The architecture names, such as \plc{nvptx}, are implementation defined.
Also, note that \plc{device} as used in a \code{target} construct specifies
a device number, while \plc{device}, as used in the \code{metadirective}
directive as selector set, has traits of \plc{kind}, \plc{isa} and \plc{arch}.
\cexample[5.0]{metadirective}{1}
\ffreeexample[5.0]{metadirective}{1}
%\pagebreak
In the second example, the \plc{implementation} selector set is specified
in the \code{when} clause to distinguish between AMD and NVIDIA platforms.
Additionally, specific architectures are specified with the \plc{device}
selector set.
In the code, different \code{teams} constructs are employed as determined
by the \code{metadirective} directive.
The number of teams is restricted by a \code{num\_teams} clause
and a thread limit is also set by a \code{thread\_limit} clause for
\plc{vendor} AMD and NVIDIA platforms and specific architecture
traits. Otherwise, just the \code{teams} construct is used without
any clauses, as prescribed by the \code{default} clause.
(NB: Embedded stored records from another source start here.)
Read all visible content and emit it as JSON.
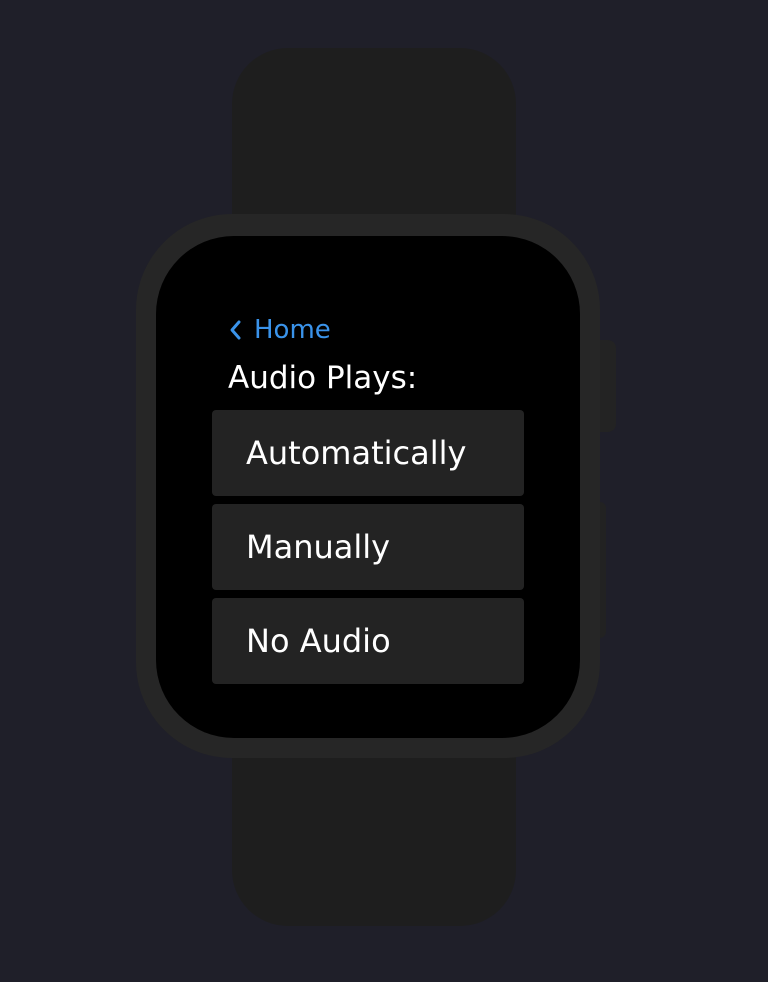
{
  "header": {
    "back_label": "Home"
  },
  "section": {
    "title": "Audio Plays:"
  },
  "options": [
    {
      "label": "Automatically"
    },
    {
      "label": "Manually"
    },
    {
      "label": "No Audio"
    }
  ],
  "colors": {
    "background": "#1f1f29",
    "accent": "#3a93ea",
    "screen": "#000000",
    "option_bg": "#232323",
    "text": "#ffffff"
  },
  "icons": {
    "back": "chevron-left-icon"
  }
}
\cexample[5.0]{metadirective}{2}
\ffreeexample[5.0]{metadirective}{2}
\clearpage
%\pagebreak
In the third example, a \plc{construct} selector set is specified in the \code{when} clause.
Here, a \code{metadirective} directive is used within a function that is also
compiled as a function for a target device as directed by the \code{declare}~\code{target} directive.
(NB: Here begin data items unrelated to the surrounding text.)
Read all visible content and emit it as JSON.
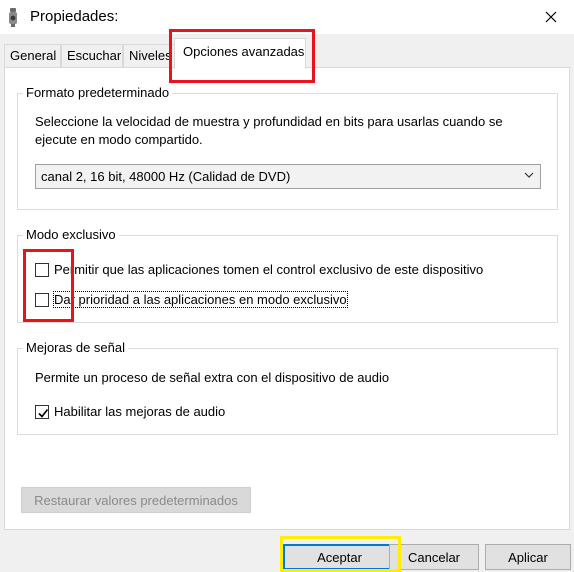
{
  "window": {
    "title": "Propiedades:",
    "icon": "speaker-icon",
    "close_icon": "close-icon"
  },
  "tabs": [
    {
      "label": "General",
      "active": false
    },
    {
      "label": "Escuchar",
      "active": false
    },
    {
      "label": "Niveles",
      "active": false
    },
    {
      "label": "Opciones avanzadas",
      "active": true
    }
  ],
  "default_format": {
    "title": "Formato predeterminado",
    "description": "Seleccione la velocidad de muestra y profundidad en bits para usarlas cuando se ejecute en modo compartido.",
    "selected": "canal 2, 16 bit, 48000 Hz (Calidad de DVD)"
  },
  "exclusive_mode": {
    "title": "Modo exclusivo",
    "allow_exclusive": {
      "label": "Permitir que las aplicaciones tomen el control exclusivo de este dispositivo",
      "checked": false
    },
    "priority": {
      "label": "Dar prioridad a las aplicaciones en modo exclusivo",
      "checked": false
    }
  },
  "signal_enhancements": {
    "title": "Mejoras de señal",
    "description": "Permite un proceso de señal extra con el dispositivo de audio",
    "enable": {
      "label": "Habilitar las mejoras de audio",
      "checked": true
    }
  },
  "buttons": {
    "restore": "Restaurar valores predeterminados",
    "restore_enabled": false,
    "accept": "Aceptar",
    "cancel": "Cancelar",
    "apply": "Aplicar"
  },
  "annotations": {
    "red": "#e8131b",
    "yellow": "#ffee00"
  }
}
The \plc{target} directive name of the \code{construct} selector ensures that the
\code{distribute}~\code{parallel}~\code{for/do} construct is employed for the target compilation.
Otherwise, for the host-compiled version the \code{parallel}~\code{for/do}~\code{simd} construct is used.
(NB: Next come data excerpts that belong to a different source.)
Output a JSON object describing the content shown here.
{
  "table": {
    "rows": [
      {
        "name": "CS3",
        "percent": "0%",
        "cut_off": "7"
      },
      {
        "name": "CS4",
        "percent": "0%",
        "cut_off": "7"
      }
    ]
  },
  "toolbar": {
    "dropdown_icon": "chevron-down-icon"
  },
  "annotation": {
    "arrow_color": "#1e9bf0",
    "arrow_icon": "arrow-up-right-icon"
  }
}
In the first call to the \plc{exp\_pi\_diff()} routine the context is a
\code{target}~\code{teams} construct and the \code{distribute}~\code{parallel}~\code{for/do}
construct version of the function is invoked,
while in the second call the \code{parallel}~\code{for/do}~\code{simd} construct version is used.
%%%%%%%%
This case illustrates an important point for users that may want to hoist the
\code{target} directive out of a function that contains the usual
\code{target}~\code{teams}~\code{distribute}~\code{parallel}~\code{for/do} construct
(for providing alternate constructs through the \code{metadirective} directive as here).
While this combined construct can be decomposed into a \code{target} and
\code{teams distribute parallel for/do} constructs, the OpenMP 5.0 specification has the restriction:
``If a \code{teams} construct is nested within a \code{target} construct, that \code{target} construct must
contain no statements, declarations or directives outside of the \code{teams} construct''.
So, the \code{teams} construct must immediately follow the \code{target} construct without any intervening
code statements (which includes function calls).
Since the \code{target} construct alone cannot be hoisted out of a function,
the \code{target}~\code{teams} construct has been hoisted out of the function, and the
\code{distribute}~\code{parallel}~\code{for/do} construct is used
as the \plc{variant} directive of the \code{metadirective} directive within the function.
%%%%%%%%
\cexample[5.0]{metadirective}{3}
\ffreeexample[5.0]{metadirective}{3}